К середине октября большинство моряков были больны или немощны. Первая смерть случилась 24 сентября, когда «Волею божею преставился гренадер Алексей Третьяков цинготною болезнию»[233]
. Следующая запись о смерти датируется 20 октября – «Волею божию умре камчацкой служилой Никита Харитонов», – но затем матросы стали один за другим умирать в темном, вонючем трюме, где стояли их койки. «Умирали не только больные, – писал Стеллер, – но и те, которые утверждали, что чувствуют себя хорошо, сдав вахту, падали и умирали от усталости. Небольшие порции воды, отсутствие сухарей и водки, холод, влажность, нагота, паразиты, страх и ужас были не самыми незначительными причинами»[234]. Вскоре после смерти Третьякова Ваксель объявил, что воды осталось всего пятнадцать бочек, причем три из них повреждены и протекают. День за днем моряки умирали с муками, застывшими на мертвых лицах; оставшиеся в живых поднимали окоченевшие трупы на палубу и выбрасывали бывших спутников за борт. Беринг страдал от лихорадки и лежал без сознания в каюте; его кожа больше напоминала высохшую шкуру, а взгляд расфокусирован. «Даже самое красноречивое перо, – писал Стеллер, – обнаружило бы, что неспособно описать наши страдания». Путешествие было полно «страданий и смерти»; никто не мог думать больше почти ни о чем и уже не надеялся на будущее.28 октября снег и град ненадолго закончились, и, к своему изумлению, в тумане они увидели низкий, плоский остров с песчаным берегом всего в миле впереди. «Во второй раз, – писал Стеллер, – нам была оказана милостивая помощь Божия, ибо нам бы несомненно настал конец, окажись мы в таком положении на пару часов раньше, в темноте ночной, или даже сейчас, если бы Бог не разогнал туман. Можно вполне сделать вывод, что кроме тех островов, что мы видели, по нашему курсу там и тут есть много других, мимо которых мы прошли ночью и в туманную погоду»[235]

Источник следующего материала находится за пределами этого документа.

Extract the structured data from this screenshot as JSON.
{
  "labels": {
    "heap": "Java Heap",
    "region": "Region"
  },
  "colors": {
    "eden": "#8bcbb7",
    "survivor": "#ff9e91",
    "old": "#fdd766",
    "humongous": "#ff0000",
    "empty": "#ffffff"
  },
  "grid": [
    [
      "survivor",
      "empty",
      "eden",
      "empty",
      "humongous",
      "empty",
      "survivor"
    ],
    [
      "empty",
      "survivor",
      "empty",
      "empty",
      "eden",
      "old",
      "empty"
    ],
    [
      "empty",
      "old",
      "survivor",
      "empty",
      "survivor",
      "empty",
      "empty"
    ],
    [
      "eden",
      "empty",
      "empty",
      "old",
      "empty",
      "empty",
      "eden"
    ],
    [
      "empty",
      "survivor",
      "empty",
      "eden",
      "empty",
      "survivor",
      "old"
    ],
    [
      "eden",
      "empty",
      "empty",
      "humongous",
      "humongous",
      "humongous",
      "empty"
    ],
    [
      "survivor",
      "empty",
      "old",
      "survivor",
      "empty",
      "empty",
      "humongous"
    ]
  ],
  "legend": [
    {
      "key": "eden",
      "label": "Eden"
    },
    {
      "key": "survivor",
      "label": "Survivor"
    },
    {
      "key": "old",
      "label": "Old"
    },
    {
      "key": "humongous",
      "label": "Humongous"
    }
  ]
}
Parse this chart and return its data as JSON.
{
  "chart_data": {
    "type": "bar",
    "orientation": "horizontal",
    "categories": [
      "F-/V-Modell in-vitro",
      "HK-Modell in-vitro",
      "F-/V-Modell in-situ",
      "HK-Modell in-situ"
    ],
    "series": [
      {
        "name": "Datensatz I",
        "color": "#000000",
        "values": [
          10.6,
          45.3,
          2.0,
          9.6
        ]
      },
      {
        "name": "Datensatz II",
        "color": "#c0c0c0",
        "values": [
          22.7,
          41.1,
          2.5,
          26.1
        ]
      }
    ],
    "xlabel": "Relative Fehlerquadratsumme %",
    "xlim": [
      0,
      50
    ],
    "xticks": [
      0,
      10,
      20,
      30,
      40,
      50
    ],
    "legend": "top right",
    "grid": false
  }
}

. Стеллер, набожный, богобоязненный человек, которого еще не поразила цинга, был едва ли не единственным, кто относился ко всему происходящему со смирением и считал, что они еще могут выжить. Команда бросилась к штурвалу, чтобы отвести корабль от скал и берегов обратно к пенистым серым волнам неизвестного моря. Теперь они уже знали, что побережье Америки не уходит ровно на восток от островов Шумагина, а сворачивает к юго-востоку – и что прямая дорога домой не просто не самая короткая: она вообще невозможна. Хитрово предложил спустить лодку и высадиться на берег, чтобы поискать пресную воду. Стеллер писал, что испытал огромное облегчение, когда «прискорбное предложение» о высадке отвергли остальные офицеры, потому что «оставалось лишь десять немощных людей, которые, конечно, могли помочь, но были бы не в состоянии снова поднять якорь со дна». Так или иначе, вскоре поднялся очередной шторм, и если бы он застал их в лодке, то они, «бесспорно, нашли бы последнее пристанище в воде»[236].Ваксель, как и Стеллер, каким-то образом сохранил силы, но он оставался одним из немногих, кому это удалось. Паруса были разорваны и истрепаны. Моряков, сохранивших достаточно сил, чтобы забраться на мачты, почти не осталось. Вскоре не нашлось даже людей, которые могли бы удержать в руках штурвал и управлять кораблем, и он «плыл, как кусок мертвого дерева, почти без всякого управления, и шел по воле волн и ветра, куда им только вздумалось его погнать»[237]
. Ваксель продолжает:Матросов, которые должны были держать вахту у штурвала, приводили туда другие больные товарищи, из числа тех, которые были способны еще немного двигаться. Матросы усаживались на скамейку около штурвала, где им и приходилось в меру своих сил нести рулевую вахту. Когда же вахтенный оказывался уже не в состоянии сидеть, то другому матросу, находившемуся в таком же состоянии, приходилось его сменять у штурвала[238]
.Возможно, самым странным стало то, что Стеллер превратился из высокомерного академика в простого работника. В разгар эпидемии цинги, когда осталось всего человека четыре, у которых было достаточно физических и умственных сил, чтобы управлять кораблем, Ваксель «слезно умолял [Стеллера] помочь ему», и Стеллер стал работать «голыми руками» по мере своих «сил и возможностей, хоть это и не была моя епархия, и от моих услуг до катастрофы всегда отмахивались»[239]
. Он прикусил свой язвительный язык и впервые за все путешествие подчинился морской иерархии, выполняя приказы офицеров, которых так долго презирал, и занимаясь «недостойным» его, как он раньше считал, ручным трудом.